Carolina Escobar Sarti
Desde que tengo memoria, en casa hubo un sinfín de animales, entre los cuales no podían faltar los perros. A mis años, tengo muchas historias de varios de ellos que formaron parte inseparable de mi vida. Cada uno diferente del otro por mucho, pero una cosa común recuerdo de todos: siempre, llegando la época de Navidad, pasaban mucho tiempo escondidos debajo de las mesas y las camas, porque la quema de los “cuetes” nunca dejó de asustarlos. Algo similar pasaba con mis hijos o mis sobrinos y sobrinas cuando eran bebés y llegaba el fin de año;
a la primera detonación de una ametralladora, un mortero o de un simple paquete de cuetes, brincaban del susto y comenzaban a llorar. Con el tiempo, dedos quemados, oídos dañados y un “es que en realidad a mí nunca me gustaron los cuetes”, es lo que iba quedando de cada Navidad.
Para quienes gustan de acudir a lo “natural”, lo natural es que alguien se asuste por un sonido que irrumpe con violencia su espacio de paz. Hace años, David Grossman, quien fuera teniente coronel del ejército de los Estados Unidos y se especializara en pedagogía militar, demostró que el ser humano no está naturalmente inclinado a la violencia, contradiciendo así los supuestos que justifican la industria armamentista en el mundo. No es nada fácil enseñar a matar al prójimo, señalaba Grossman, porque educar para la violencia que brutaliza al soldado exige intensos y prolongados adiestramientos. Este proceso, según él, comienza más o menos a los 18 años de edad en cualquier cuartel. Pero no hay padre o madre que no sepamos que en verdad inicia mucho antes, incluso antes del nacimiento, a través de las prácticas enajenantes y violentas que están presentes en nuestra sociedad, y que luego se fijan gracias a esa niñera de 24 o 32 pulgadas que se cuela hasta en los sueños de la niñez, llamada televisión. Muchas veces termina uno reproduciéndolas, porque lo hostil y la violencia se “normaliza”.

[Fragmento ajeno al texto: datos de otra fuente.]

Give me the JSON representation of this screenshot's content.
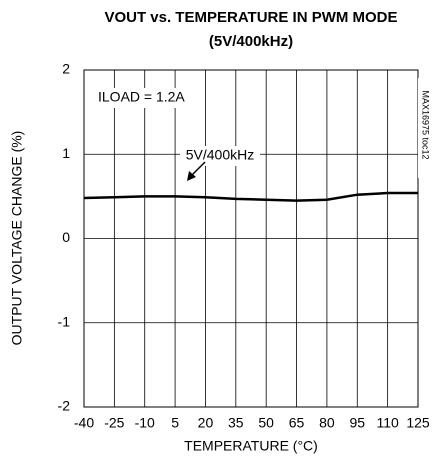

No se nace siendo un ser para la guerra; se aprende a serlo. Aunque haya inclinaciones más violentas en unas personas que en otras, en vez de sublimarlas, nuestras sociedades las fomentan y fertilizan. Si no, que lo digan los artífices y cómplices del terrorismo mundial que han enderezado guerras inútiles, sólo para hacerse de petróleo y engrosarles las cuentas a los dueños de las armas. Está visto que la paz no es negocio.
La sacrosanta industria armamentista del mundo se asegura de mantener los conflictos al día en países como el nuestro, así como los controles políticos y mediáticos en sus manos, para aumentar sus ganancias. Nos lanzan al vacío desde un avión en llamas, para luego darnos un paracaídas de plomo. Según informes como el del Instituto Internacional de Investigación para la Paz (Sipri), cada segundo la humanidad gasta en armamento 35.120 euros, lo cual da un total de 1.107.550 millones de euros al año, equivalente a 3.034 millones de euros diarios. En ese mismo tiempo, con el 1% de ese gasto, la educación de la niñez mundial podría costearse totalmente.
De todas las muertes violentas que se produjeron en Guatemala este año, el 80% fueron causadas por armas de fuego; no tengo ni qué recordar cuántos quemados y muertos hay después de las fiestas. Esto, sin contar los niños y niñas que son explotados laboralmente desde los 4 años, para hacer cohetillos. Creo haber mencionado en otro artículo que las tradiciones son hechas para cuestionarlas, romperlas o continuarlas, depende de cuánto bien o no nos hacen. No es más macho el niño que quema más cohetes o más hombre el que vacía una tolva de su pistola a medianoche del 24. Ese fuego, el de las armas, no es nuestro, y no lo queremos. En mi familia hay nuevos bebés y, tres generaciones después de aquellas que mencionara al inicio, estos también se siguen asustando.